OS TRÊS MODOS DE PRODUÇÃO




As três sínteses operam três tipos diferentes de produções: produção de produção (ações e paixões), produção de registro (distribuição e marcação) e produção de consumo (volúpias, angústias e dores). Dito de outra maneira, as máquinas funcionam por meio de sínteses. As sínteses são partículas que colidem, se misturam, se afastam ou permanecem juntas, agregam-se para formar uma combinação maior, é o caso da síntese conectiva. A síntese conectiva é acumulação estatística de partículas. Ela comporta uma dobra de condensação que é a “produção de produção”: a criação de uma individualidade como se fosse do nada.
Ao final da síntese conectiva, conexão de duas partes, ocorre o começo de uma nova síntese, dessa vez a “produção de registro”, ou seja: uma vez que as partículas e seu passado geológico foram registrados numa formação estável, torna-se possível haver mais percepções reguladas e mais capturas elaboradas: o depósito de sedimentações vira percepções reguladas, e mais capturas elaboradas. Ele é inscrito nos livros de balança, registrado na economia do capital, a operação de encontrar e amontoar, uma economia gregária.
Na segunda síntese, a operação consiste em separar, dividir e extrair. Nessa segunda síntese, mantém-se uma natureza divisiva, por isso síntese disjuntiva. Mais propriamente, é de uma natureza disjuntiva exclusiva. Segundo Massumi, ela divide tudo, mas mantém a sedimentação.[1]
A síntese conectiva, que faz a mistura e sedimenta, é passiva. A síntese disjuntiva que produz uma construção, por sua vez, é ativa.
Conforme Massumi, o resultado das sínteses disjuntivas são produtos de atividades culturais autorreprodutoras que se estendem sobre um estoque de memória ou conhecimento, dirigidas ao uso mais ou menos utilitário.
A terceira síntese, conjuntiva, é composta da sedimentação da síntese anterior, e constrói um prédio, um fórum, para usar a metáfora de Massumi.
O fórum não se reduz ao edifício, mas ao acoplamento das partes: juízes, funcionários, processos, livros, advogados e réu. Conjunto de objetos e coisas disjuntas que compõem sínteses conectivas e disjuntivas. Andam separadamente, mas se associam de forma permanente como a argamassa do edifício.  A “síntese conjuntiva” é também de consumo, mas não o é no sentido de que ela consuma fisicamente suas coisas. “Sua captura é essencialmente incorpórea: o pronunciamento da sentença faz de um homem instantaneamente um criminoso”,[2] e a sentença consuma o ato de ser criminoso.
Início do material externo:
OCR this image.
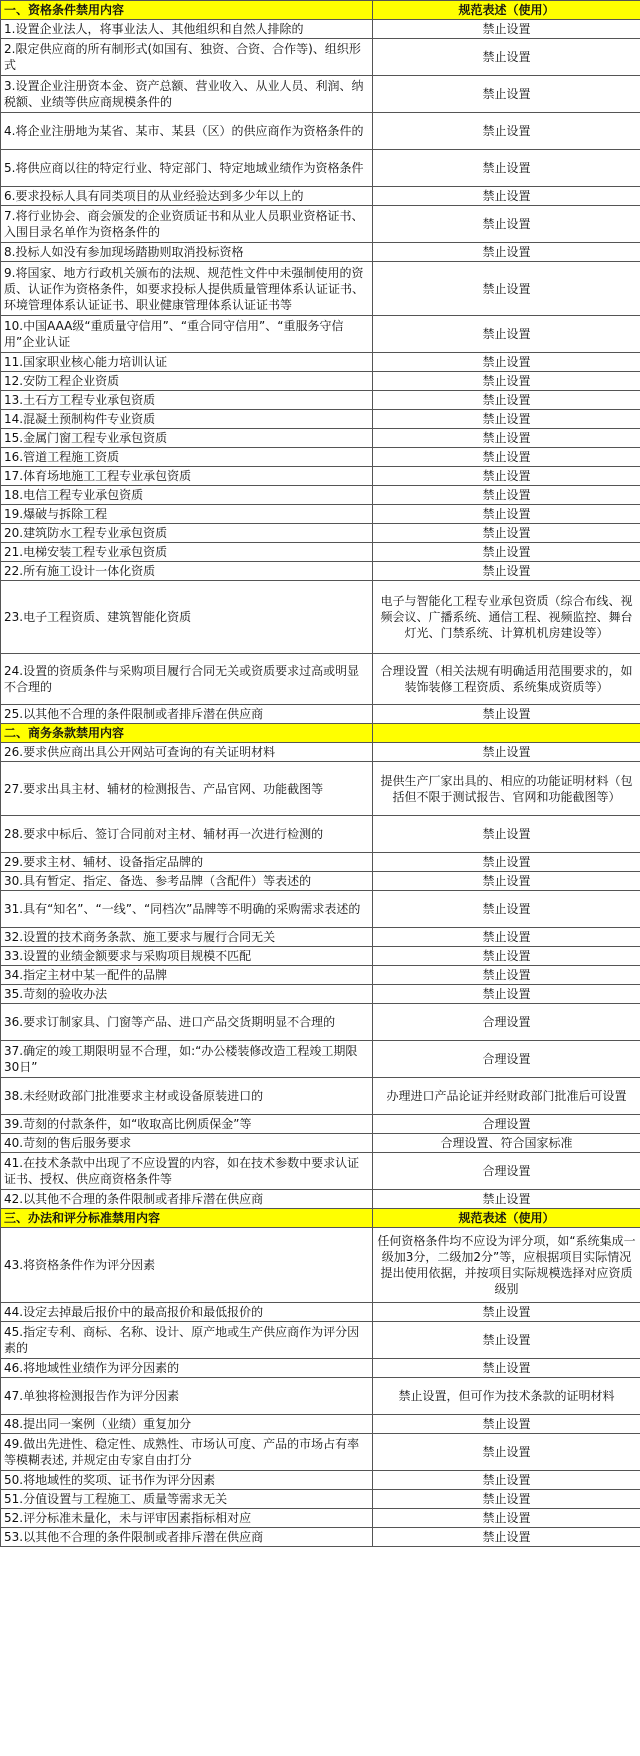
一、资格条件禁用内容	规范表述（使用）
1.设置企业法人，将事业法人、其他组织和自然人排除的	禁止设置
2.限定供应商的所有制形式(如国有、独资、合资、合作等)、组织形式	禁止设置
3.设置企业注册资本金、资产总额、营业收入、从业人员、利润、纳税额、业绩等供应商规模条件的	禁止设置
4.将企业注册地为某省、某市、某县（区）的供应商作为资格条件的	禁止设置
5.将供应商以往的特定行业、特定部门、特定地域业绩作为资格条件	禁止设置
6.要求投标人具有同类项目的从业经验达到多少年以上的	禁止设置
7.将行业协会、商会颁发的企业资质证书和从业人员职业资格证书、入围目录名单作为资格条件的	禁止设置
8.投标人如没有参加现场踏勘则取消投标资格	禁止设置
9.将国家、地方行政机关颁布的法规、规范性文件中未强制使用的资质、认证作为资格条件，如要求投标人提供质量管理体系认证证书、环境管理体系认证证书、职业健康管理体系认证证书等	禁止设置
10.中国AAA级“重质量守信用”、“重合同守信用”、“重服务守信用”企业认证	禁止设置
11.国家职业核心能力培训认证	禁止设置
12.安防工程企业资质	禁止设置
13.土石方工程专业承包资质	禁止设置
14.混凝土预制构件专业资质	禁止设置
15.金属门窗工程专业承包资质	禁止设置
16.管道工程施工资质	禁止设置
17.体育场地施工工程专业承包资质	禁止设置
18.电信工程专业承包资质	禁止设置
19.爆破与拆除工程	禁止设置
20.建筑防水工程专业承包资质	禁止设置
21.电梯安装工程专业承包资质	禁止设置
22.所有施工设计一体化资质	禁止设置
23.电子工程资质、建筑智能化资质	电子与智能化工程专业承包资质（综合布线、视频会议、广播系统、通信工程、视频监控、舞台灯光、门禁系统、计算机机房建设等）
24.设置的资质条件与采购项目履行合同无关或资质要求过高或明显不合理的	合理设置（相关法规有明确适用范围要求的，如装饰装修工程资质、系统集成资质等）
25.以其他不合理的条件限制或者排斥潜在供应商	禁止设置
二、商务条款禁用内容	
26.要求供应商出具公开网站可查询的有关证明材料	禁止设置
27.要求出具主材、辅材的检测报告、产品官网、功能截图等	提供生产厂家出具的、相应的功能证明材料（包括但不限于测试报告、官网和功能截图等）
28.要求中标后、签订合同前对主材、辅材再一次进行检测的	禁止设置
29.要求主材、辅材、设备指定品牌的	禁止设置
30.具有暂定、指定、备选、参考品牌（含配件）等表述的	禁止设置
31.具有“知名”、“一线”、“同档次”品牌等不明确的采购需求表述的	禁止设置
32.设置的技术商务条款、施工要求与履行合同无关	禁止设置
33.设置的业绩金额要求与采购项目规模不匹配	禁止设置
34.指定主材中某一配件的品牌	禁止设置
35.苛刻的验收办法	禁止设置
36.要求订制家具、门窗等产品、进口产品交货期明显不合理的	合理设置
37.确定的竣工期限明显不合理，如:“办公楼装修改造工程竣工期限30日”	合理设置
38.未经财政部门批准要求主材或设备原装进口的	办理进口产品论证并经财政部门批准后可设置
39.苛刻的付款条件，如“收取高比例质保金”等	合理设置
40.苛刻的售后服务要求	合理设置、符合国家标准
41.在技术条款中出现了不应设置的内容，如在技术参数中要求认证证书、授权、供应商资格条件等	合理设置
42.以其他不合理的条件限制或者排斥潜在供应商	禁止设置
三、办法和评分标准禁用内容	规范表述（使用）
43.将资格条件作为评分因素	任何资格条件均不应设为评分项，如“系统集成一级加3分，二级加2分”等，应根据项目实际情况提出使用依据，并按项目实际规模选择对应资质级别
44.设定去掉最后报价中的最高报价和最低报价的	禁止设置
45.指定专利、商标、名称、设计、原产地或生产供应商作为评分因素的	禁止设置
46.将地域性业绩作为评分因素的	禁止设置
47.单独将检测报告作为评分因素	禁止设置，但可作为技术条款的证明材料
48.提出同一案例（业绩）重复加分	禁止设置
49.做出先进性、稳定性、成熟性、市场认可度、产品的市场占有率等模糊表述, 并规定由专家自由打分	禁止设置
50.将地域性的奖项、证书作为评分因素	禁止设置
51.分值设置与工程施工、质量等需求无关	禁止设置
52.评分标准未量化，未与评审因素指标相对应	禁止设置
53.以其他不合理的条件限制或者排斥潜在供应商	禁止设置
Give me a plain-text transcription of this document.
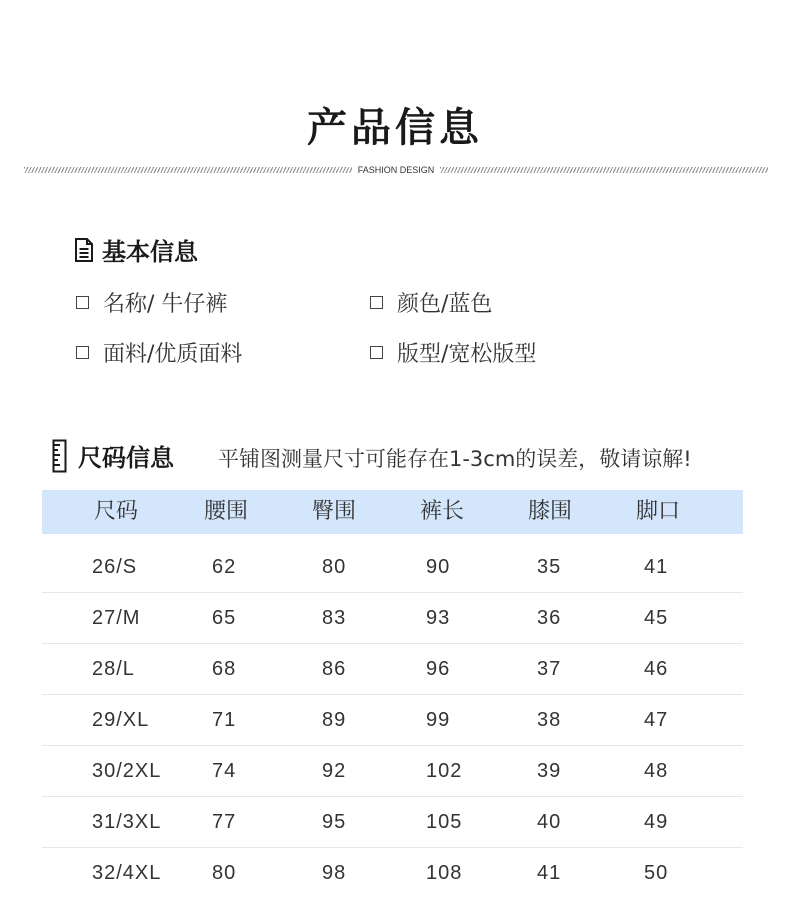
产品信息
FASHION DESIGN
基本信息
名称/ 牛仔裤	颜色/蓝色
面料/优质面料	版型/宽松版型
尺码信息 平铺图测量尺寸可能存在1-3cm的误差，敬请谅解!
尺码	腰围	臀围	裤长	膝围	脚口
26/S	62	80	90	35	41
27/M	65	83	93	36	45
28/L	68	86	96	37	46
29/XL	71	89	99	38	47
30/2XL	74	92	102	39	48
31/3XL	77	95	105	40	49
32/4XL	80	98	108	41	50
[1] MASSUMI, B. A Users Guide to Capitalism and Schizophrenia. Deviations from Deleuze and Guattari. Cambridge/Massachusetts: MIT Press, 1993, pp. 47 48.
[2] MASSUMI, B., op. cit., p. 50. De acordo com Foucault, ao longo do processo de formação da sentença, o juiz necessita de diversas instâncias anexas, extrajudiciais, que o apoiem ao longo do processo penal uma decisão judicial baseada em diversos saberes extrajudiciais. Surgem, assim, “pequenas justiças e juízes paralelos que multiplicam em torno do julgamento principal”. A atividade de punir fica assim faccionada por “peritos psiquiatras ou psicólogos, magistrados de aplicação das penas, educadores e funcionários da administração judiciária” (FOUCAULT, M. Vigiar e punir. Tradução de Raquel Ramalhete. Petrópolis: Vozes, 2007, p. 22.)